Décidément, les défenses immunitaires de la démocratie américaine ne cessent de s’abaisser. En 1998, Bill Clinton a été soumis à une procédure d’impeachment votée par la Chambre des représentants républicaine pour avoir menti à propos d’une relation sexuelle consentie avec une stagiaire de la Maison Blanche, Monica Lewinsky. Le Sénat à majorité démocrate avait refusé de le destituer, mais l’affaire avait empoisonné son second mandat. Vingt ans plus tard, Donald Trump, candidat connu pour ses nombreuses relations hors mariage et, surtout, habitué du mensonge dans tous les domaines (les deux chefs d’accusation contre Clinton) a été élu, alors qu’il aurait été écarté naguère de la compétition avant même de concourir aux primaires. Il est lui aussi l’objet d’une procédure d’impeachment, non pour ses écarts sexuels ou ses mensonges, qui sont devenus monnaie courante, mais pour une tractation internationale dans laquelle il a confondu allègrement politique étrangère et cuisine électorale, ce qui est tout de même d’un autre calibre que les frasques clintoniennes.

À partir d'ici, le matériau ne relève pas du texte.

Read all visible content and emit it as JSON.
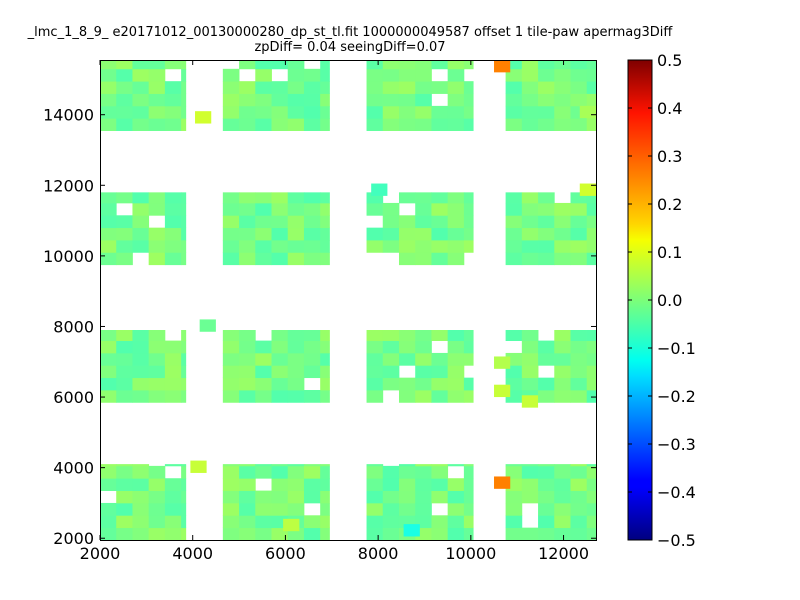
{
  "chart_data": {
    "type": "heatmap",
    "title_line1": "_lmc_1_8_9_ e20171012_00130000280_dp_st_tl.fit 1000000049587 offset 1 tile-paw apermag3Diff",
    "title_line2": "zpDiff= 0.04 seeingDiff=0.07",
    "xlim": [
      2000,
      12700
    ],
    "ylim": [
      1950,
      15550
    ],
    "xticks": [
      "2000",
      "4000",
      "6000",
      "8000",
      "10000",
      "12000"
    ],
    "xtick_values": [
      2000,
      4000,
      6000,
      8000,
      10000,
      12000
    ],
    "yticks": [
      "2000",
      "4000",
      "6000",
      "8000",
      "10000",
      "12000",
      "14000"
    ],
    "ytick_values": [
      2000,
      4000,
      6000,
      8000,
      10000,
      12000,
      14000
    ],
    "colorbar": {
      "range": [
        -0.5,
        0.5
      ],
      "ticks": [
        "0.5",
        "0.4",
        "0.3",
        "0.2",
        "0.1",
        "0.0",
        "−0.1",
        "−0.2",
        "−0.3",
        "−0.4",
        "−0.5"
      ],
      "tick_values": [
        0.5,
        0.4,
        0.3,
        0.2,
        0.1,
        0.0,
        -0.1,
        -0.2,
        -0.3,
        -0.4,
        -0.5
      ],
      "colormap": "jet"
    },
    "cell_size": 350,
    "blocks": [
      {
        "x0": 2000,
        "x1": 3850,
        "y0": 13550,
        "y1": 15550
      },
      {
        "x0": 4650,
        "x1": 6950,
        "y0": 13550,
        "y1": 15550
      },
      {
        "x0": 7750,
        "x1": 10050,
        "y0": 13550,
        "y1": 15550
      },
      {
        "x0": 10750,
        "x1": 12700,
        "y0": 13550,
        "y1": 15550
      },
      {
        "x0": 2000,
        "x1": 3850,
        "y0": 9750,
        "y1": 11800
      },
      {
        "x0": 4650,
        "x1": 6950,
        "y0": 9750,
        "y1": 11800
      },
      {
        "x0": 7750,
        "x1": 10050,
        "y0": 9750,
        "y1": 11800
      },
      {
        "x0": 10750,
        "x1": 12700,
        "y0": 9750,
        "y1": 11800
      },
      {
        "x0": 2000,
        "x1": 3850,
        "y0": 5850,
        "y1": 7900
      },
      {
        "x0": 4650,
        "x1": 6950,
        "y0": 5850,
        "y1": 7900
      },
      {
        "x0": 7750,
        "x1": 10050,
        "y0": 5850,
        "y1": 7900
      },
      {
        "x0": 10750,
        "x1": 12700,
        "y0": 5850,
        "y1": 7900
      },
      {
        "x0": 2000,
        "x1": 3850,
        "y0": 1950,
        "y1": 4100
      },
      {
        "x0": 4650,
        "x1": 6950,
        "y0": 1950,
        "y1": 4100
      },
      {
        "x0": 7750,
        "x1": 10050,
        "y0": 1950,
        "y1": 4100
      },
      {
        "x0": 10750,
        "x1": 12700,
        "y0": 1950,
        "y1": 4100
      }
    ],
    "highlights": [
      {
        "x": 10500,
        "y": 15200,
        "value": 0.25
      },
      {
        "x": 4050,
        "y": 13750,
        "value": 0.08
      },
      {
        "x": 12350,
        "y": 11700,
        "value": 0.08
      },
      {
        "x": 7850,
        "y": 11700,
        "value": -0.06
      },
      {
        "x": 12350,
        "y": 13900,
        "value": 0.04
      },
      {
        "x": 10500,
        "y": 6000,
        "value": 0.07
      },
      {
        "x": 11100,
        "y": 5700,
        "value": 0.07
      },
      {
        "x": 10500,
        "y": 3400,
        "value": 0.25
      },
      {
        "x": 3950,
        "y": 3850,
        "value": 0.07
      },
      {
        "x": 8550,
        "y": 2050,
        "value": -0.1
      },
      {
        "x": 4150,
        "y": 7850,
        "value": -0.02
      },
      {
        "x": 10500,
        "y": 6800,
        "value": 0.05
      },
      {
        "x": 5950,
        "y": 2200,
        "value": 0.06
      }
    ]
  }
}
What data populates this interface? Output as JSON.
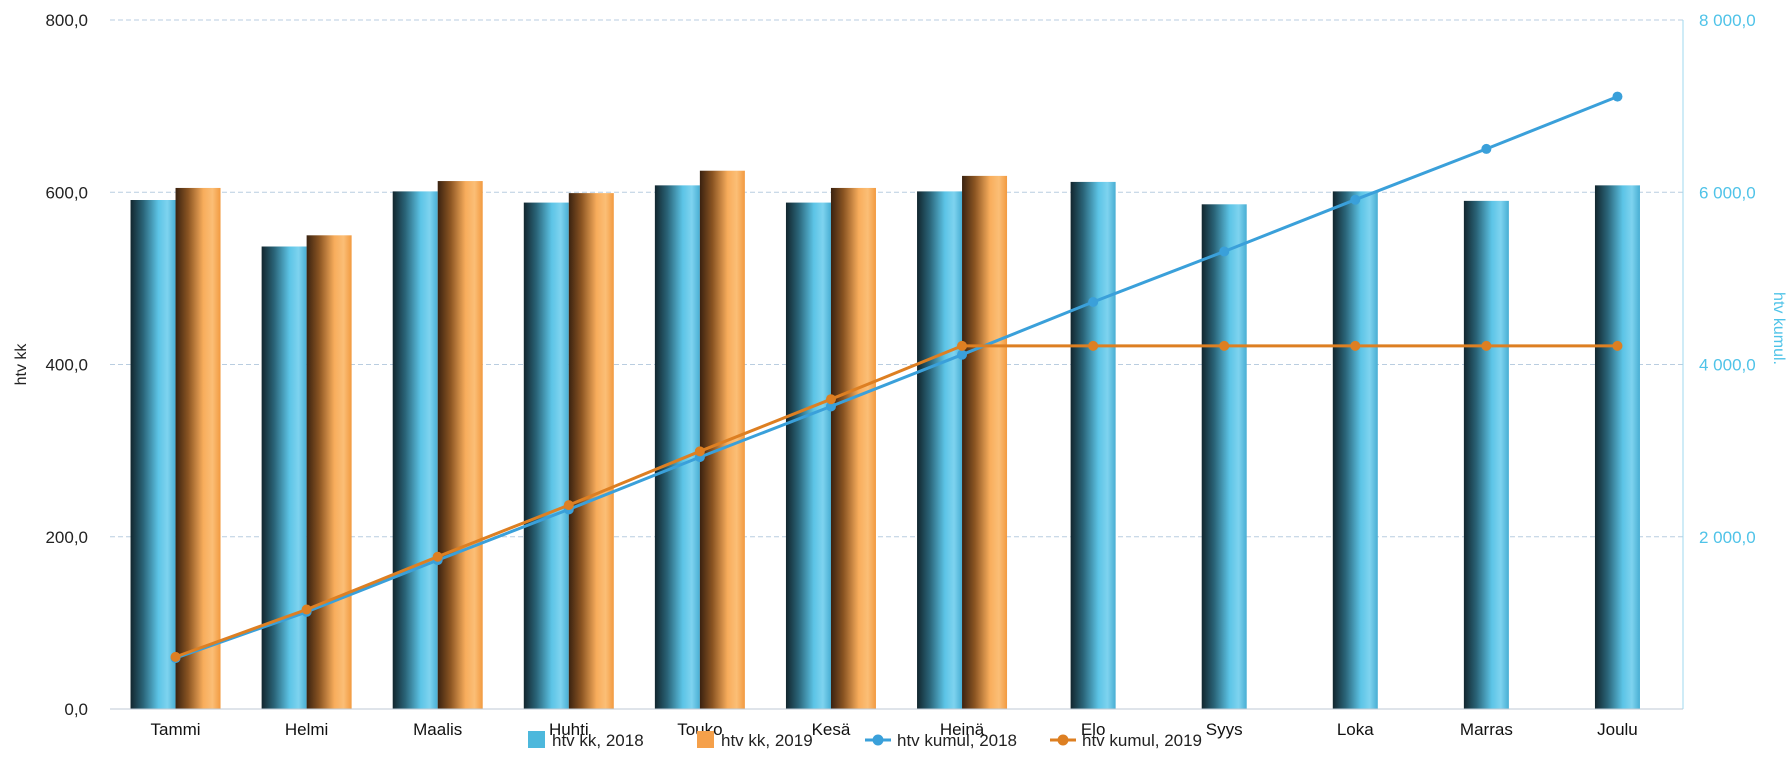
{
  "chart_data": {
    "type": "bar",
    "categories": [
      "Tammi",
      "Helmi",
      "Maalis",
      "Huhti",
      "Touko",
      "Kesä",
      "Heinä",
      "Elo",
      "Syys",
      "Loka",
      "Marras",
      "Joulu"
    ],
    "y_left": {
      "label": "htv kk",
      "ylim": [
        0,
        800
      ],
      "ticks": [
        0,
        200,
        400,
        600,
        800
      ],
      "tick_labels": [
        "0,0",
        "200,0",
        "400,0",
        "600,0",
        "800,0"
      ]
    },
    "y_right": {
      "label": "htv kumul.",
      "ylim": [
        0,
        8000
      ],
      "ticks": [
        2000,
        4000,
        6000,
        8000
      ],
      "tick_labels": [
        "2 000,0",
        "4 000,0",
        "6 000,0",
        "8 000,0"
      ]
    },
    "series": [
      {
        "name": "htv kk, 2018",
        "type": "bar",
        "axis": "left",
        "color": "#4db8dc",
        "values": [
          591,
          537,
          601,
          588,
          608,
          588,
          601,
          612,
          586,
          601,
          590,
          608
        ]
      },
      {
        "name": "htv kk, 2019",
        "type": "bar",
        "axis": "left",
        "color": "#f5a04a",
        "values": [
          605,
          550,
          613,
          599,
          625,
          605,
          619,
          null,
          null,
          null,
          null,
          null
        ]
      },
      {
        "name": "htv kumul, 2018",
        "type": "line",
        "axis": "right",
        "color": "#3aa0da",
        "values": [
          591,
          1128,
          1729,
          2317,
          2925,
          3513,
          4114,
          4726,
          5312,
          5913,
          6503,
          7111
        ]
      },
      {
        "name": "htv kumul, 2019",
        "type": "line",
        "axis": "right",
        "color": "#dd7f22",
        "values": [
          605,
          1155,
          1768,
          2367,
          2992,
          3597,
          4216,
          4216,
          4216,
          4216,
          4216,
          4216
        ]
      }
    ],
    "grid": true,
    "legend_position": "bottom"
  }
}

Et pourtant, là aussi, alors même que le Président a clairement abusé de son pouvoir, on prévoit que la procédure a fort peu de chances d’aboutir, tant les élus républicains qui dominent le Sénat craignent de mécontenter leur électorat. On dira que c’est au fond la volonté du peuple, qui entend être seul juge au moment de l’élection. C’est tout le problème du populisme, aux Etats-Unis comme ailleurs : il rompt l’équilibre entre souveraineté des citoyens et règle constitutionnelle, portant la première au pinacle pour dévaloriser la seconde. Tant qu’il dispose d’un soutien populaire, Trump peut défier le contrôle juridique exercé par les magistrats et le Congrès. A moins que les auditions publiques qui commencent ce mercredi ne fassent changer le peuple d’avis. Nous en sommes loin.